ONPC – Christiane Taubira explique les raisons de sa démission ! (Vidéo)

Le 27 janvier dernier, Christiane Taubira démissionnait après 3 ans et plus de 8 mois au ministère de la Justice à la suite d’un "désaccord politique majeur" avec François Hollande et Manuel Valls. L’ancienne garde des Sceaux cède ainsi sa place à Jean-Jacques Urvoas, proche du chef du gouvernement. Invitée sur le plateau d’On n’est pas couché, Christiane Taubira a révélé les raisons de son départ. Non Stop Zapping vous propose de découvrir la séquence ici.

Le 27 janvier dernier, la classe politique était secouée par le départ de Christiane Taubira. L’ancienne ministre de la Justice a cédé sa place à Jean-Jacques Urvoas, proche de Manuel Valls et président de la commission des lois à l’Assemblée nationale. En cause, un "désaccord politique majeur" avec François Hollande et Manuel Valls sur la question de la déchéance de nationalité.

Malgré ce "désaccord", elle entend bien "rester fidèle au président de la République". "Je choisis d’être fidèle à moi-même, à mes engagements, mes combats, mon rapport aux autres, à nous tels que je nous comprends", avait-elle pourtant déclaré pour expliquer sa démission du ministère de la Justice. Elle était ainsi repartie à vélo de la Chancellerie, à l’issue de la cérémonie de passation de pouvoirs.
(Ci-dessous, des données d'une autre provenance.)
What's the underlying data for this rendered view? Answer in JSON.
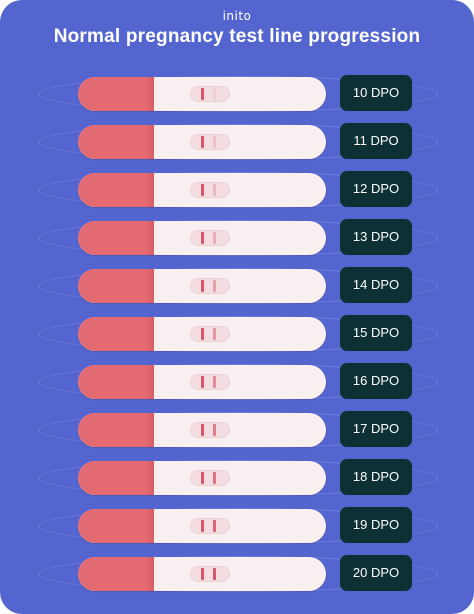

"J'estime qu'on ne part pas dans le vacarme"

Quelques jours après son départ, Christiane Taubira sortait un livre baptisé "Murmures à la jeunesse", aux éditions Philippe Rey. Sur le plateau d’On n’est pas couché, sur France 2, Christiane Taubira a révélé les raisons de son départ. "J’estime qu’on ne part pas dans le vacarme", explique-t-elle à Laurent Ruquier et sa bande. "Ensuite parce que sur un sujet aussi important, je ne voulais pas permettre la moindre ambigüité, le moindre malentendu, la moindre lecture ne correspondant pas à la raison pour laquelle je quittais le gouvernement", ajoute l’ancienne ministre sur le sujet de la déchéance de nationalité. Et de poursuivre : "Il était prévu que nous ayons d’autres réunions donc j’espérais parce que je pense que c’est grave, je pense que c’est lourd je l’ai dit très tôt, je l’ai dit dès le 28 novembre."